Rokita's amendment adds to defense spending in the GOP budget. (Tom Williams/CQ Roll Call)

In a win for defense hawks, the House Budget Committee is set to vote Wednesday night on an amendment that would add $2 billion to the Overseas Contingency Operations fund and strike provisions requiring that the money be offset.  

After more than a day of uncertainty — Would they add money in the Budget Committee? Would they not? Do it on the floor? In the Rules Committee? — Republicans on the House Armed Services Committee may finally be getting the extra dollars they pushed for.  

The Budget Committee is slated to vote during the marathon markup session on Indiana Republican Todd Rokita's amendment that would bring OCO funding up to $96 billion from $94 billion. Defense hawks had warned Budget Chairman Tom Price, R-Ga., that the Pentagon spending levels he had been proposing imperiled the resolution's chances for adoption. When Price refused to take the warnings to heart, saying such an amendment couldn't pass out of his committee, the hawks banded together. They threatened to sink the budget on the floor . And in the end, after Majority Whip Steve Scalise and chief deputy whip Patrick T. McHenry contacted Republicans on the panel and proved the amendment could pass, it appears Price gave in.  

Of course, adoption of the amendment is not guaranteed. It's unclear whether any Democrat will vote for the amendment. (No Democrat is expected to vote for the budget, either in committee or when it comes to the floor next week.) But without the defense amendment, the budget resolution's adoption seems doubtful.  

The amendment is still not ideal for lawmakers frustrated with defense spending caps established by the Budget Control Act of 2011. But they are willing to compromise, sources told CQ Roll Call, figuring that the extra OCO money was better than nothing.  

An earlier agreement seemed to be in place Tuesday night, but by Wednesday morning, plans had changed. Price, who originally didn't want to increase defense spending for fear he would alienate fiscal conservatives, once again suggested that an amendment with the OCO funds couldn't pass out of his committee.  

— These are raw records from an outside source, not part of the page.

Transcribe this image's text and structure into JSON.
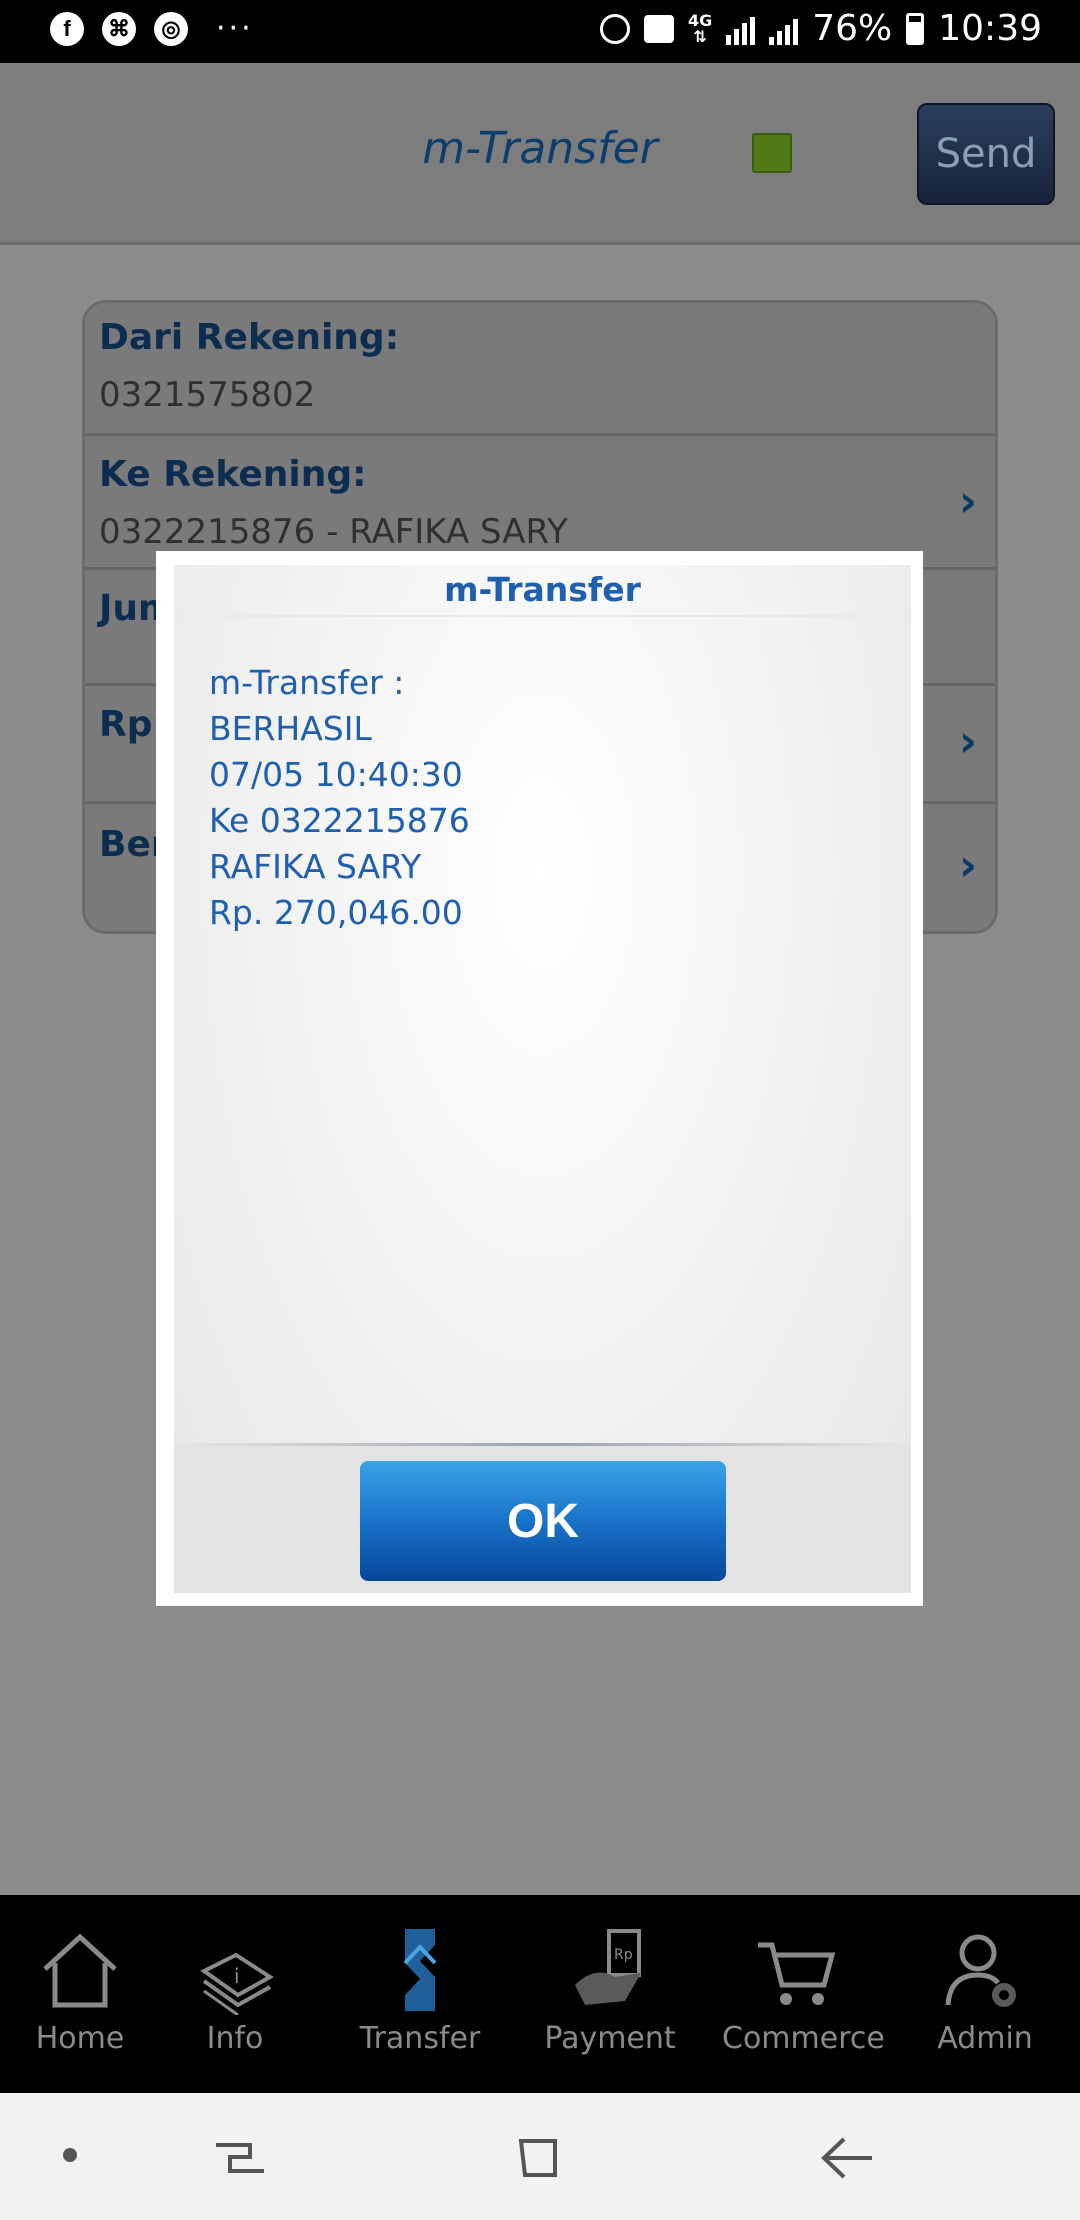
{
  "status_bar": {
    "left_icons": [
      "facebook-icon",
      "uc-browser-icon",
      "chrome-icon"
    ],
    "overflow": "···",
    "network": "4G",
    "battery": "76%",
    "time": "10:39"
  },
  "header": {
    "title": "m-Transfer",
    "send_label": "Send",
    "status_color": "#4f7a16"
  },
  "form": {
    "rows": [
      {
        "label": "Dari Rekening:",
        "value": "0321575802"
      },
      {
        "label": "Ke Rekening:",
        "value": "0322215876 - RAFIKA SARY"
      },
      {
        "label": "Jum",
        "value": ""
      },
      {
        "label": "Rp",
        "value": ""
      },
      {
        "label": "Ber",
        "value": ""
      }
    ]
  },
  "dialog": {
    "title": "m-Transfer",
    "lines": [
      "m-Transfer :",
      "BERHASIL",
      "07/05 10:40:30",
      "Ke 0322215876",
      "RAFIKA SARY",
      "Rp. 270,046.00"
    ],
    "ok_label": "OK"
  },
  "bottom_nav": {
    "items": [
      {
        "label": "Home",
        "icon": "home-icon"
      },
      {
        "label": "Info",
        "icon": "info-icon"
      },
      {
        "label": "Transfer",
        "icon": "transfer-icon"
      },
      {
        "label": "Payment",
        "icon": "payment-icon"
      },
      {
        "label": "Commerce",
        "icon": "cart-icon"
      },
      {
        "label": "Admin",
        "icon": "admin-icon"
      }
    ]
  },
  "colors": {
    "accent": "#1e5fb0",
    "header_title": "#0b3e6d",
    "ok_button": "#1973c9"
  }
}
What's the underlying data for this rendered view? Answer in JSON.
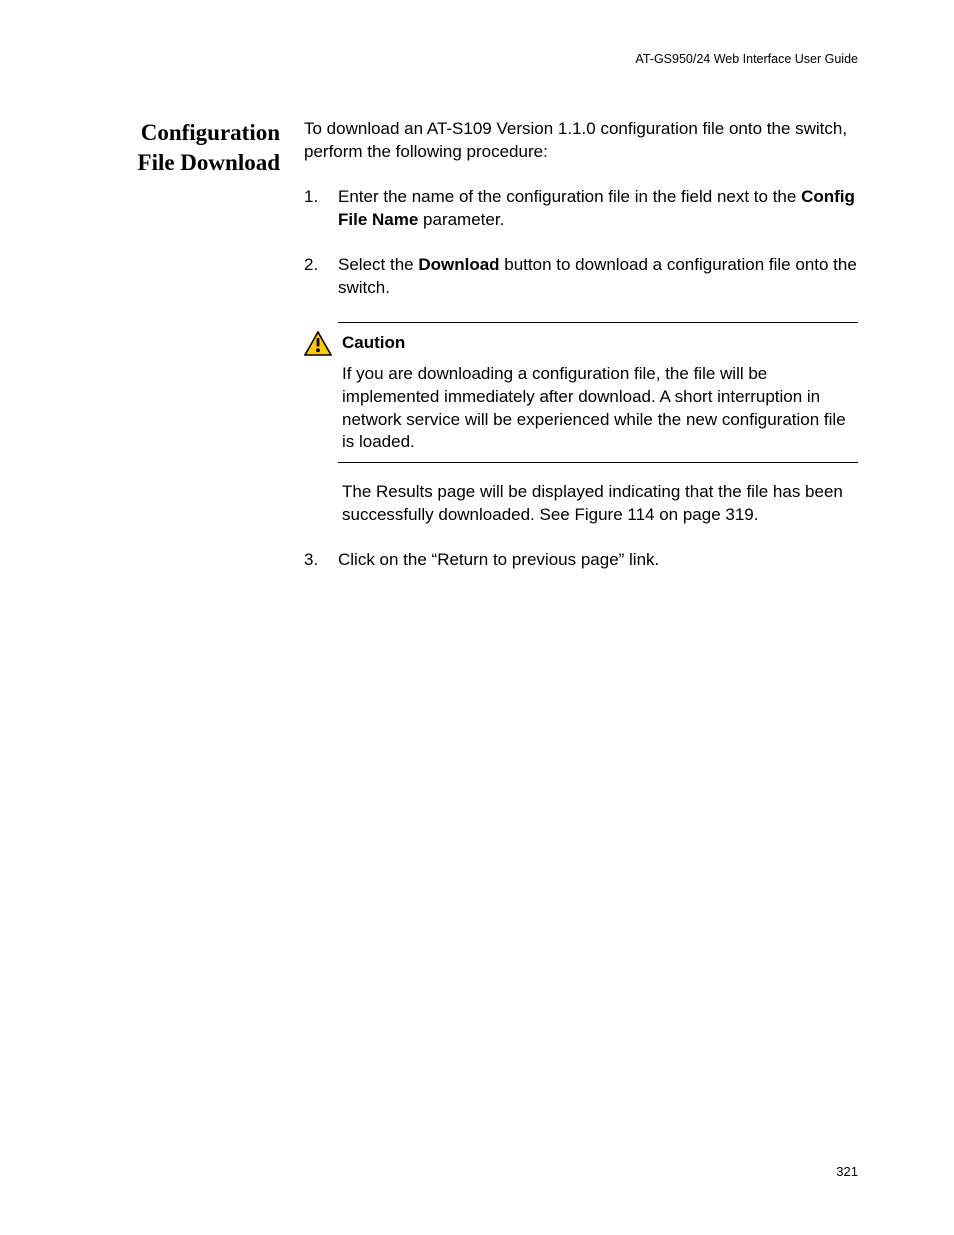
{
  "header": {
    "running_head": "AT-GS950/24  Web Interface User Guide"
  },
  "sideHeading": {
    "line1": "Configuration",
    "line2": "File Download"
  },
  "intro": "To download an AT-S109 Version 1.1.0  configuration file onto the switch, perform the following procedure:",
  "steps": {
    "s1": {
      "num": "1.",
      "text_a": "Enter the name of the configuration file in the field next to the ",
      "bold": "Config File Name",
      "text_b": " parameter."
    },
    "s2": {
      "num": "2.",
      "text_a": "Select the ",
      "bold": "Download",
      "text_b": " button to download a configuration file onto the switch."
    },
    "s3": {
      "num": "3.",
      "text": "Click on the “Return to previous page” link."
    }
  },
  "caution": {
    "label": "Caution",
    "body": "If you are downloading a configuration file, the file will be implemented immediately after download. A short interruption in network service will be experienced while the new configuration file is loaded."
  },
  "results": "The Results page will be displayed indicating that the file has been successfully downloaded. See Figure 114 on page 319.",
  "pageNumber": "321",
  "icons": {
    "caution": "caution-triangle-icon"
  }
}
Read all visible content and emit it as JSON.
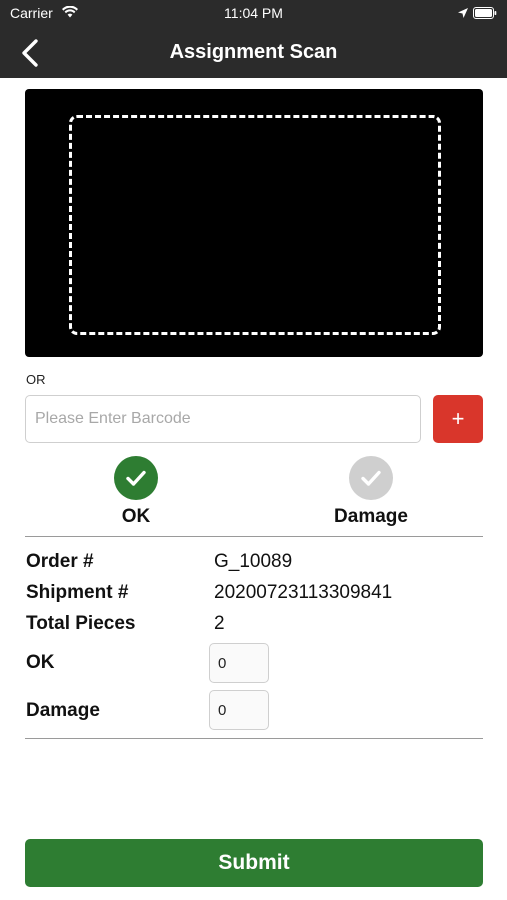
{
  "status_bar": {
    "carrier": "Carrier",
    "time": "11:04 PM",
    "icons": [
      "wifi-icon",
      "location-icon",
      "battery-icon"
    ]
  },
  "nav": {
    "title": "Assignment Scan",
    "back_icon": "chevron-left-icon"
  },
  "scanner": {
    "or_label": "OR"
  },
  "barcode": {
    "value": "",
    "placeholder": "Please Enter Barcode",
    "add_label": "+"
  },
  "condition": {
    "ok_label": "OK",
    "damage_label": "Damage",
    "selected": "OK"
  },
  "details": {
    "order_label": "Order #",
    "order_value": "G_10089",
    "shipment_label": "Shipment #",
    "shipment_value": "20200723113309841",
    "total_pieces_label": "Total Pieces",
    "total_pieces_value": "2",
    "ok_label": "OK",
    "ok_value": "0",
    "damage_label": "Damage",
    "damage_value": "0"
  },
  "submit_label": "Submit",
  "colors": {
    "header": "#2b2b2b",
    "primary_green": "#2e7d32",
    "add_red": "#d9362b",
    "inactive_gray": "#cfcfcf"
  }
}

While leaders and members sorted it out, the markup was pushed back. Eventually, they started around 11 a.m., recessing later in the afternoon to allow Republicans on the Budget panel to huddle in the Capitol and discuss a way forward. Meanwhile, Democrats were kept out of the loop, and when Republicans later joined their colleagues back in the hearing room, they were tight-lipped on what decisions, if any, had been made.  

Following an afternoon series of votes, CQ Roll Call confronted Price about whether his panel would take up the amendment. He said he couldn't say because they were in the middle of the markup. "And I don't have a clear path as to what our final move will be," he added.  

When CQ Roll Call asked him how he felt about Scalise and McHenry going behind his back to check whether committee members would vote for additional money for OCO — after Price told leadership that the votes weren't there — Price said, "We're in the middle of a markup, so that's what I'm focused on."  

When CQ Roll Call pressed again on that point, whether he felt any animosity toward leadership, Price wouldn't go there. "As I said, we're in the middle of a markup, so," he said, trailing off.  

If the defense amendment is adopted, it perhaps exacerbates an already brewing battle between two competing factions in the House Republican Conference: The defense hawks and the fiscal hawks.  

Rep. Mick Mulvaney, R-S.C., who is not on the Budget Committee, said Wednesday he was already on the fence, given the initial OCO allocation.  

"You can't just wave a magic wand and say OCO is going to solve all our problems; in fact, it's gonna make it a lot worse," Mulvaney told reporters. "I would almost rather have discussions about raising taxes than continue to run up the deficit.  

"I want to defend the nation," he continued, "but I think if we think it's important to break the current law, then we should pay for it, and not make our kids pay for it. That's the debate we're having right now."  

While Republicans debate that topic, Democrats are arguing the entire budget makes irresponsible cuts to domestic spending and uses the OCO account, which is not subject to sequestration, as a slush fund to add money to defense.  

"If you're going to go down this road," Budget ranking Democrat Chris Van Hollen of Maryland said of adding money to the OCO account, "you should do it in an upfront way. What they're doing is using the war fund account as a slush fund."  

"And I actually think it's outrageous that they're playing games with national security funding," Van Hollen told CQ Roll Call Wednesday afternoon. "Do it straight up if you're going to do something like that."